New York futures slipped this week (May 15-21), as July dropped 180 points to close at 63.73 cents, and December fell by the same amount to close at 64.70 cents.
Spec long liquidation into trade short covering seems to have steered the marked lower. July open interest has been in a steady decline since reaching a peak of 124,861 contracts on May 5, dropping by more than 21,000 lots to just 103,504 contracts as of May 21. Meanwhile, December open interest has moved up from 63,661 to 70,886 contracts during the same time frame, as grower hedging has intensified.
A deteriorating technical picture has prompted a number of spec longs to exit the market. So far, this liquidation has been very orderly. The trade has been able to offload some of its remaining basis long positions at these lower levels, which requires futures shorts to be bought back, therefore mitigating the selling pressure emanating from the spec sector.
U.S. exports sales for the week ending on May 14 were once again quite decent, considering that the U.S. doesn’t have that many desirable qualities left for sale. Net new commitments of Upland and Pima cotton amounted to 72,200 running bales for May/July shipment and 36,200 running bales for August onwards. There were still 16 markets on the buyers list, with Turkey’s 26,800 running bales leading the group.
Shipments were excellent at 362,000 bales, signaling a sense of urgency by mills to get their hands on supplies. With around 11 weeks left in the marketing year, weekly shipments need to average only around 188,000 running bales to make the USDA estimate, which should be easily achieved.
For the current marketing year, total commitments are not at slightly over 11.0 million statistical bales, whereof 8.6 million bales have so far been exported. For the 2015/16-season, the tally is currently at 1.25 million statistical bales.
Although the short-term trend is currently down, we are still very much in a trading range from a longer-term perspective. For the past eight months, the July contract has traded in a relatively narrow band of just 900 points, between 59 and 68 cents. December has been confined to an even tighter range of just 600 points, trading between 61 and 67 cents since last September.

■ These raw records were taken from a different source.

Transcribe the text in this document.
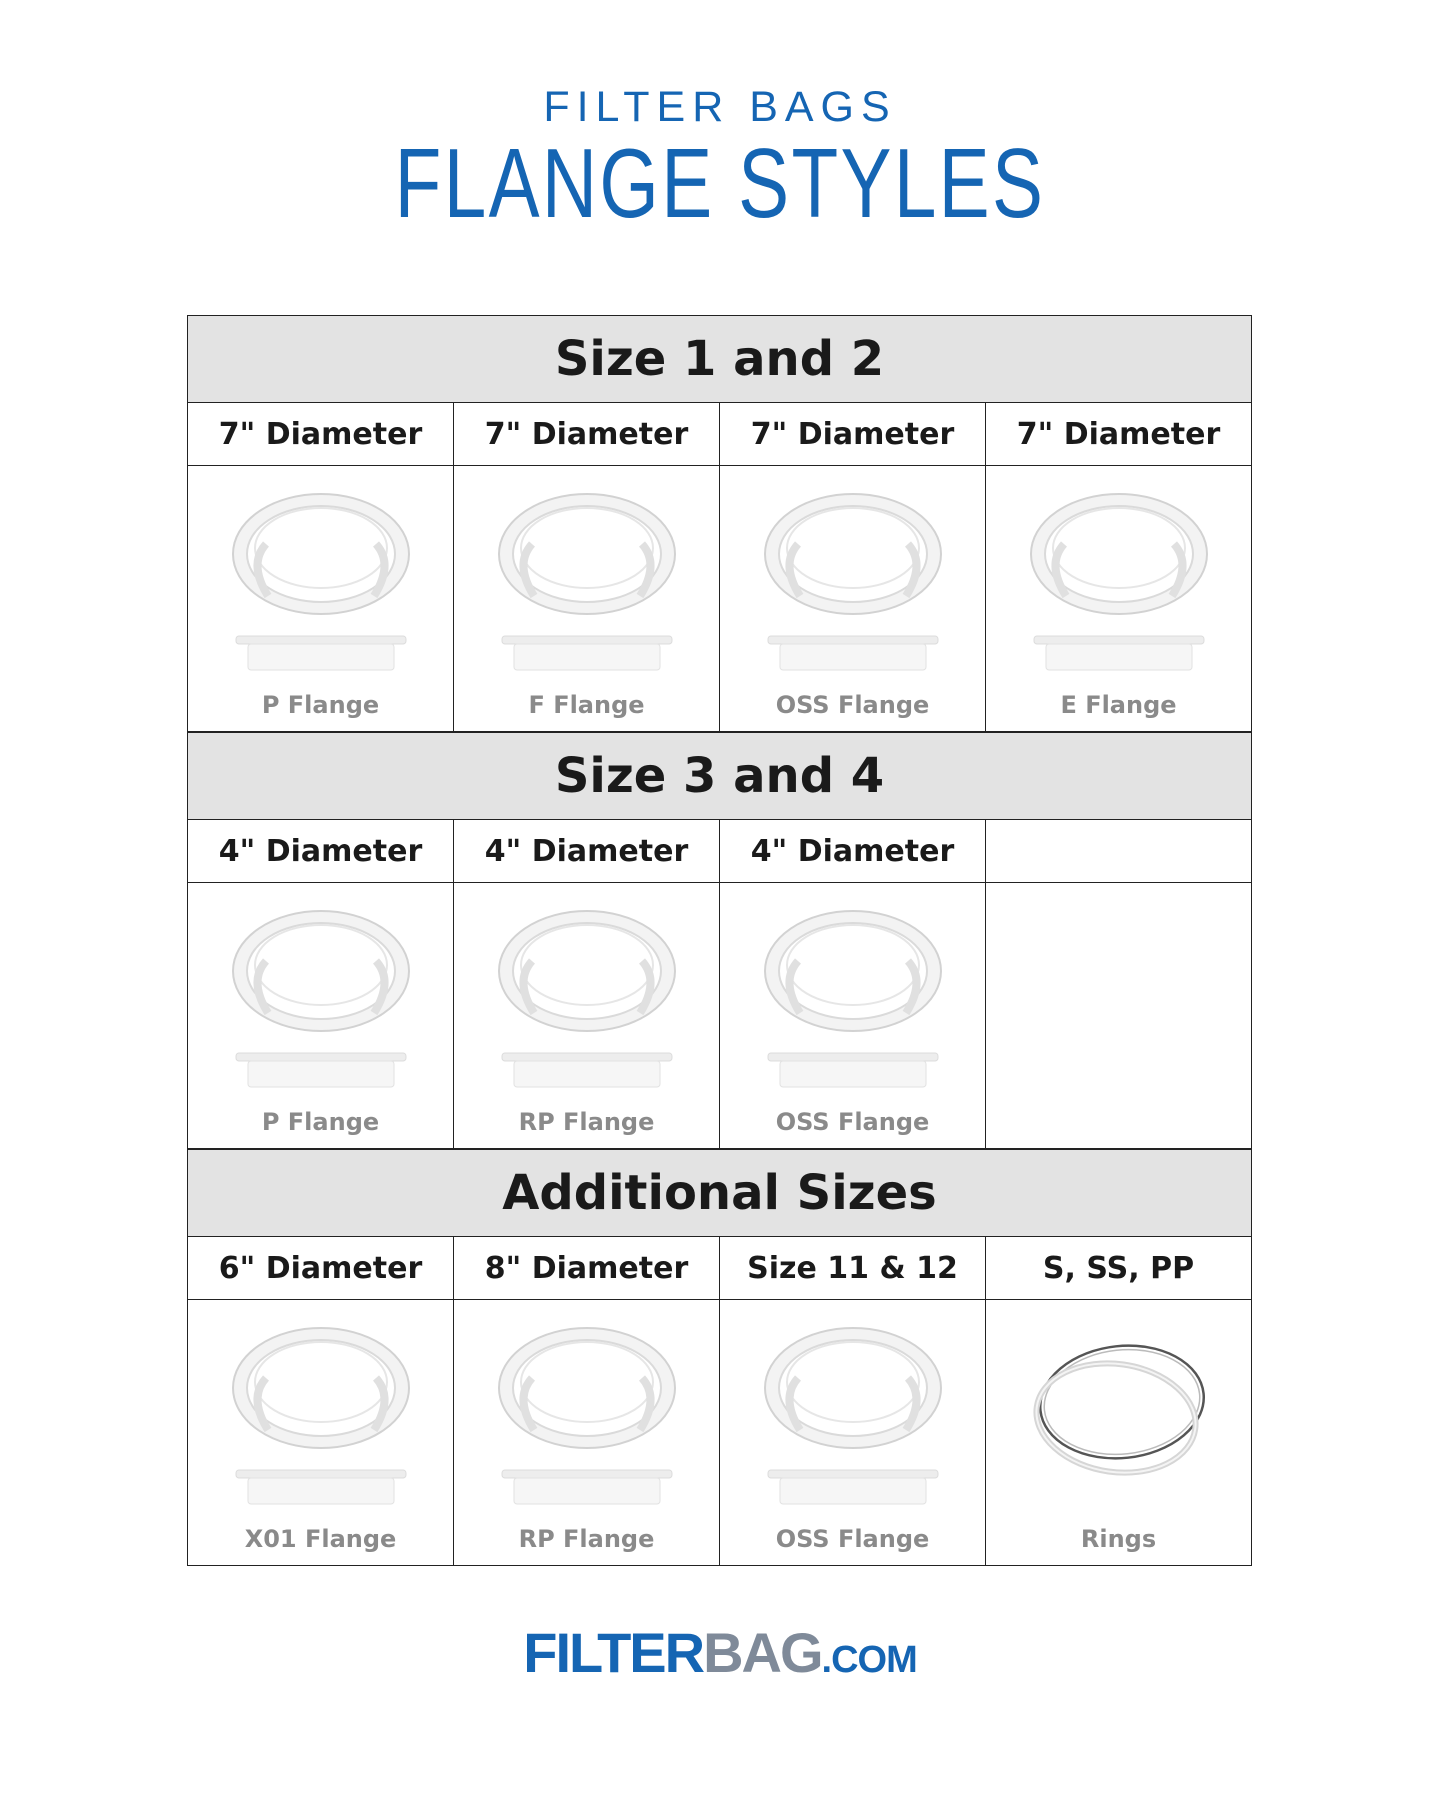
FILTER BAGS
FLANGE STYLES
Size 1 and 2
7" Diameter	7" Diameter	7" Diameter	7" Diameter
P Flange	F Flange	OSS Flange	E Flange
Size 3 and 4
4" Diameter	4" Diameter	4" Diameter
P Flange	RP Flange	OSS Flange
Additional Sizes
6" Diameter	8" Diameter	Size 11 & 12	S, SS, PP
X01 Flange	RP Flange	OSS Flange	Rings
FILTERBAG.COM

So far, the market has encountered strong support and resistance to keep prices confined to this range. The upside is limited by the record amount of global stocks, which, according to the USDA, are going to reach 110 million bales by the end of July. This means that global inventories will have more than doubled from the 50.7 million bales we had at the end of the 2010/11-season.
Support comes from the fact that over 72 percent of global stocks are located in China (65.3 million bales) and India (14.3 million bales), where governments exercise control over the market via price support and inventory management. Prices in China are still about 40 percent above the world market. And, despite the fact that China has large inventories, it continues to be a net importer, albeit at a much slower pace than in previous seasons. Nevertheless, based on the latest USDA estimate, China should still import enough cotton from the rest of the world to absorb next season’s production surplus outside of China.
If we further take India out of the equation – where the CCI controls most of the available cotton at this point and is unlikely to dump it on the world market – the remaining inventory around the globe hasn’t really changed much over the last five seasons. Excluding China and India, global stocks have been no lower than 28.3 million bales and no higher than 31.8 million bales since 2010/11. In the current season, they are projected at 30.6 million bales and are expected to drop to 30.0 million bales next year.
Since mill use outside of China and India has moved up from 49.1 million bales to an estimated 53.5 million bales in 2015/16, the stocks-to-use ratio has actually been tightening, which is why remaining supplies – especially those of machine-picked high-grade qualities – feel relatively tight. In other words, there is currently no price pressure in any of the major origins, and this situation will likely persist into late 2015/early 2016, when the pipeline starts to fill up again.
Eventually the market will break out of this trading range, but whether it is a month from now or a year from now is difficult to say. The current environment reminds us of the 2004-2007 sideways range, when the market traded mostly between 43 and 56 cents for around three seasons, after which it broke out to new highs during the bull markets of 2008 and 2011. A breakout to the upside seems more difficult to achieve this time around, at least not until this massive global inventory has been substantially reduced.
A break to the downside could occur if crops around the globe continued to develop well, especially in the U.S. and India, and if consumption were to not live up to the somewhat optimistic expectations of the latest USDA report, which has global mill use for 2015/16 at 115.3 million bales. This would allow stocks outside of China to rise and could put pressure on prices. However, this scenario won’t unfold until the outcome of the Northern Hemisphere crops is better known, which is in the fourth quarter at the earliest given the late start to the U.S. crop.
So where do we go from here?
Current sentiment is slightly negative, both from a fundamental and technical perspective. Expectations for a big U.S. crop of potentially over 15 million bales, combined with fewer Chinese and Turkish imports, has traders worried. From a technical point of view, the July contract has once again broken below the 50-day and 200-day moving averages as of May 21. This could spark additional spec long liquidation going into the long holiday weekend. The next stop on the chart is trendline support at 63.00 cents dating back to late January.
However, the trade is likely going to buy into weakness from here on down, seizing the opportunity to reduce its still sizeable net short position in New York, which is, to a large degree, made up of basis-long positions and unfixed on-call sales. We therefore subscribe to a neutral to slightly bearish outlook at this point. But having said that, we are hesitant to short the market in the low 60s.
THE ABOVE IS AN OPINION, AND SHOULD BE TAKEN AS SUCH. WE CANNOT ACCEPT ANY RESPONSIBILITY FOR ITS ACCURACY OR OTHERWISE.